Open nschneid opened 4 years ago
Unlike #590, I think this is more important to fix, because our BibTeX styles do not change case in author names. But getting the heuristics right could be tricky.
I believe that Balamurali AR is not an edge case; there are a lot of South Asian names that use initials without periods.
Also, MCKINLEY would not be correctly lowercased by this heuristic; that could be a somewhat common case.
There might be some authors who insist on having their names in all caps or all lowercase. I think I would be okay with using name_variants.yaml to record these as exceptions.
Also, MCKINLEY would not be correctly lowercased by this heuristic; that could be a somewhat common case.
I went through the all-caps names in EMNLP 2019, and most were Chinese surnames. I suspect it is a convention in China to write romanized surnames in all-caps.
If we're really worried about mckinley/MCKINLEY and similar, we could have an additional heuristic which matches against existing names in the database.
There's already some code to match against existing author names. It could be updated and improved, and that might address this problem partly.
I've suggested in the past that we might consider contacting some people and asking them to update their START profiles. ACL 2020 is asking them to do it right now anyway.
I just looked at the EMNLP 2019 list too and saw a couple of French names and an Indian name where the surname was in all caps. I agree that your heuristic is going to be 99% correct for names written in all caps.
But I think names like Balumurali AR are common enough to worry about. It won't do to put in an exception for names that are two or three letters long, because many Chinese names are also two or three letters long.
Would it be too specific to apply your heuristic only to names that are written in Pinyin, which is very easy to check?
I don't know how that is checked but it should cover most of the cases. Maybe the rest should require a manual decision to whitelist or truecase.
And the manual decision can usually be made by checking the PDF. Even better if we could scrape the author capitalization from the PDF, but that might be too hard.
We do have a script that scrapes from PDF. It is not run regularly, though. And sometimes authors use all caps in the PDF too.
The Pinyin filter would be a good 90% solution; my main worry is that a language specific rule could be perceived as discriminatory.
Eh...it seems to me the status quo is (unintentionally) discriminatory against people whose surnames are sometimes entered in all-caps, because inconsistencies will make it harder to browse their work.

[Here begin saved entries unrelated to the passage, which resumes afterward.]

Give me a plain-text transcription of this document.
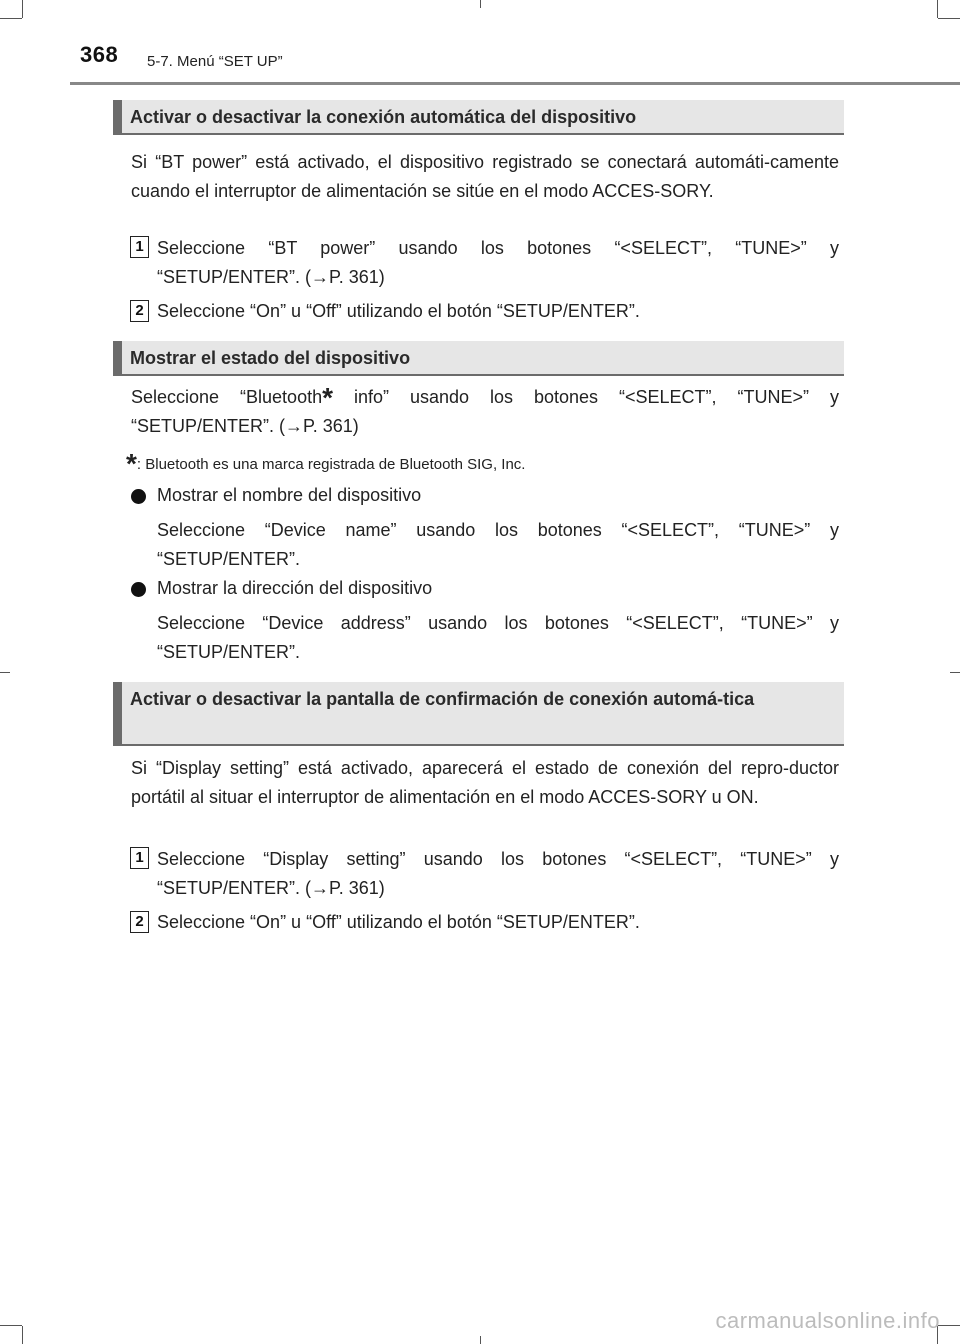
368 5-7. Menú “SET UP”
Activar o desactivar la conexión automática del dispositivo
Si “BT power” está activado, el dispositivo registrado se conectará automáti-camente cuando el interruptor de alimentación se sitúe en el modo ACCES-SORY.
1 Seleccione “BT power” usando los botones “<SELECT”, “TUNE>” y “SETUP/ENTER”. (→P. 361)
2 Seleccione “On” u “Off” utilizando el botón “SETUP/ENTER”.
Mostrar el estado del dispositivo
Seleccione “Bluetooth* info” usando los botones “<SELECT”, “TUNE>” y “SETUP/ENTER”. (→P. 361)
*: Bluetooth es una marca registrada de Bluetooth SIG, Inc.
Mostrar el nombre del dispositivo
Seleccione “Device name” usando los botones “<SELECT”, “TUNE>” y “SETUP/ENTER”.
Mostrar la dirección del dispositivo
Seleccione “Device address” usando los botones “<SELECT”, “TUNE>” y “SETUP/ENTER”.
Activar o desactivar la pantalla de confirmación de conexión automá-tica
Si “Display setting” está activado, aparecerá el estado de conexión del repro-ductor portátil al situar el interruptor de alimentación en el modo ACCES-SORY u ON.
1 Seleccione “Display setting” usando los botones “<SELECT”, “TUNE>” y “SETUP/ENTER”. (→P. 361)
2 Seleccione “On” u “Off” utilizando el botón “SETUP/ENTER”.
carmanualsonline.info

And these are disproportionately people from China. So it makes sense to correct that, and ideally not in a way that hypercorrects South Asian abbreviated names.
Ideally this would be something that START would encourage authors to specify consistently in the first place ("You entered 'LU', but ACL style is to use only initial capitals within names. Did you mean 'Lu'?"). But we don't really have control over that.
I agree that ideally this should happen earlier than ingestion into the Anthology, because names from START also appear in the conference website, handbook, etc.
I tried a simpler version of these heuristics on the EMNLP 2018 authors, and it worked perfectly except for one possible false positive (the first name "cmcc"). The heuristic is:
FWIW, START does have a tool in the pub chair console for correcting case problems in both titles and authors. I don't know whether it is regularly used. It also makes some mistakes (e.g., III
is converted to Iii
, and di
is not converted to Di
even if part of a Chinese name). And presumably changes to author names are not propagated back up to the global profile.
Running this heuristic on the current Anthology authors yields 872 corrections. There are some false positives, though. Some seem fixable (MAXWELL III -> Maxwell Iii) but some seem tougher, especially corporate authors like ARC A3 or TIPSTER SE/CM.
Nice! Could we run this periodically and record the exceptions as having been manually checked?
It would be a tedious process each time. I am hoping that START will incorporate something like this so we don't have to deal with it. But otherwise, it would make most sense, I think, to have it run automatically at ingestion time.
With commit ab92b62a8eb2d99c88abaf8330dc11261cb382d6, ingest.py now prompts the ingestor to confirm capitalization, when it discovers all-lowercase or all-uppercase names. Truecasing would be a better approach, but I think this quick fix probably captures 99% of instances.
I agree START should do this, but it also seems fixable at ingestion time, which is a longer-term solution.
Related to #638, #641: Many author names in EMNLP 2019 are all-caps or all-lowercase, presumably because that is how they appear in START. It seems impractical to fix them manually for every conference. Should there be a heuristic in the ingestion script that corrects these? For example:
The canonical form in name_variants.yaml could serve as a whitelist for known exceptions, e.g. "Balamurali AR". Note that the above heuristics preserve mixed-case names like ChengXiang and McKinley, so these do not need whitelisting.